E ela estava linda. Um fino e delicado véu branco lhe cobria o rosto.
Desde criança, sempre sonhou com esse dia e queria estar linda quando
ele chegasse. Seus cabelos loiros e encaracolados, enfeitados por uma grinalda
de flores lhe davam a aparência de um anjo. Seu rosto estava tranquilo,
embora um pouco pálido, talvez devido à maquiagem. O vestido de
noiva contrastava com as flores à sua volta. A atenção
de todos estava voltada para ela neste dia. Como ela sempre quis.
Seu par, seu escolhido, seu amante, seu amigo para uma vida inteira estava ao
seu lado. Ele a olhava, perdido em pensamentos. Parecia nem notar as palavras
do padre que falava à todos palavras de amor, de fé, de união.
As mãos dela seguravam um lindo buquê de flores do campo como ela
queria. Seu vestido branco tinha custado todas as economias da sua família,
mas cada centavo tinha valido à pena. Ele era lindo, enfeitado com rosas
brancas rendadas, um decote insinuante e, ao mesmo tempo, comportado, luvas
de renda. Tudo feito com muito bom gosto. Os padrinhos, escolhidos dificilmente
entre tantos amigos queridos, também estavam presentes. Seus pais e os
pais do noivo também estavam lá, obviamente. Sua mãe era
só lágrimas de emoção. Seu pai, mais durão,
continha-se em olhá-la. Mas não exatamente para ela, mas para
um ponto mais à esquerda, como se estivesse hipnotizado e longe, muito
longe dali.
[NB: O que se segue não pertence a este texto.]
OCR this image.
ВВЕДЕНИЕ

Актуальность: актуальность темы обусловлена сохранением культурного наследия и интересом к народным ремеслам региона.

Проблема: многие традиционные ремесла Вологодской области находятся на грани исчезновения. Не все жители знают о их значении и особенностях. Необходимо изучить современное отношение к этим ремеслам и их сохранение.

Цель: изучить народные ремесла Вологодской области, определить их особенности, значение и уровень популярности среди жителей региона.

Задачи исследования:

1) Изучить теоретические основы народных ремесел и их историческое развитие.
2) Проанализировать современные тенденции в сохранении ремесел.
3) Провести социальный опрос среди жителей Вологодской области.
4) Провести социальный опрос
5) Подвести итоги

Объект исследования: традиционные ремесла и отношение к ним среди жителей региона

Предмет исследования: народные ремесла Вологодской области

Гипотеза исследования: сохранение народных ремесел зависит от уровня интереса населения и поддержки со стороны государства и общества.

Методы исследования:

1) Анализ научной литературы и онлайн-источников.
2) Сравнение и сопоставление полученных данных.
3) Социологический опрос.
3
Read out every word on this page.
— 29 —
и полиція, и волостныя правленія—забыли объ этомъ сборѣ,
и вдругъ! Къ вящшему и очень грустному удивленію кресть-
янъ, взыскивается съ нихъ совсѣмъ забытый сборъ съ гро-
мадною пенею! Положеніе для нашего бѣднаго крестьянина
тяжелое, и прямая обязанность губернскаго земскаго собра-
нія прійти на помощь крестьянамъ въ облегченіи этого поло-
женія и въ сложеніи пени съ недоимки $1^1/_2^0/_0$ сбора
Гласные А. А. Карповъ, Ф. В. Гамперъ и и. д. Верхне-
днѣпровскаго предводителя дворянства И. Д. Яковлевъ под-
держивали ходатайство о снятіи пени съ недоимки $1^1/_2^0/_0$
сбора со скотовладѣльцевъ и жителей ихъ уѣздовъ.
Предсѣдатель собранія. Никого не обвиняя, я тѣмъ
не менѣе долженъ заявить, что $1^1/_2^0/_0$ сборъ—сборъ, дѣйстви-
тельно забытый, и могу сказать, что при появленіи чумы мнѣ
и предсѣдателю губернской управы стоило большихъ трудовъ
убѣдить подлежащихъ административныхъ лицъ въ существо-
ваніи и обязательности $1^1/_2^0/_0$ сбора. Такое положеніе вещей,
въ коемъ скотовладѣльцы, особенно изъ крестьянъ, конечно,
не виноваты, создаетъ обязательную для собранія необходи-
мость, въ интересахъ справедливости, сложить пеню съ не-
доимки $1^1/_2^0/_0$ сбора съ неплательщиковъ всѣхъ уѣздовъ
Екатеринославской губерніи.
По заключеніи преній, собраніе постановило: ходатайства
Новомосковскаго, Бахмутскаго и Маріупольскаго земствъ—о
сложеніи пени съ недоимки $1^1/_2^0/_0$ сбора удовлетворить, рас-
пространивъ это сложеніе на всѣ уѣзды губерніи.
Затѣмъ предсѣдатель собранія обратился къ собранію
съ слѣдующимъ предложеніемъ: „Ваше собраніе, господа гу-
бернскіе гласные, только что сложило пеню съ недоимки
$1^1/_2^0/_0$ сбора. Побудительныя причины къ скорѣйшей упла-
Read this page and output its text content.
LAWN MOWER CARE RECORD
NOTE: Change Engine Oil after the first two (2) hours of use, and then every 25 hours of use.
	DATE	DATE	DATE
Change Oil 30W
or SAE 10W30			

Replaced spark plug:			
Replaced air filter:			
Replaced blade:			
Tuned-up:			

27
Uma pequena multidão de amigos, parentes mais distantes,
vizinhos, conhecidos, colegas de trabalho e simples curiosos completavam a cerimônia.
Tudo foi do jeito que ela sonhara durante toda a sua vida. Religiosa e tradicional,
ela aguardou e se guardou para esse dia. Passou toda a sua infância e
adolescência num mundo de obediência e castidade, não por
imposição, mas porque acreditava nos valores morais e religiosos
pregados com prudência, moderação e com bastante diálogo
por seus pais. Quando começou a trabalhar e a cursar a faculdade de psicologia,
enfrentou todas as tentações do mundo atual com impressionante
força de vontade e disciplina. Conheceu seu futuro noivo numa palestra
sobre drogas e foi amor à primeira vista. Ele, um rapaz bonito, também
de família simples mas muito honrada, sempre foi compreensivo e respeitou
o desejo dela de se casar virgem, intocada, intacta. Foram meses de planos,
de trabalho duro, de economias, mas também de muito amor, de sonhos,
de desejos. Dois anos depois, conseguiram dar entrada num pequeno apartamento
na zona leste de São Paulo e resolveram que era chegado o grande momento.
Mais dois meses de preparação, convites, reserva da igreja, decoração,
curso de noivos, alianças, viagem da lua-de-mel.
Quando o dia finalmente chegou, ela mal conseguia se conter de emoção.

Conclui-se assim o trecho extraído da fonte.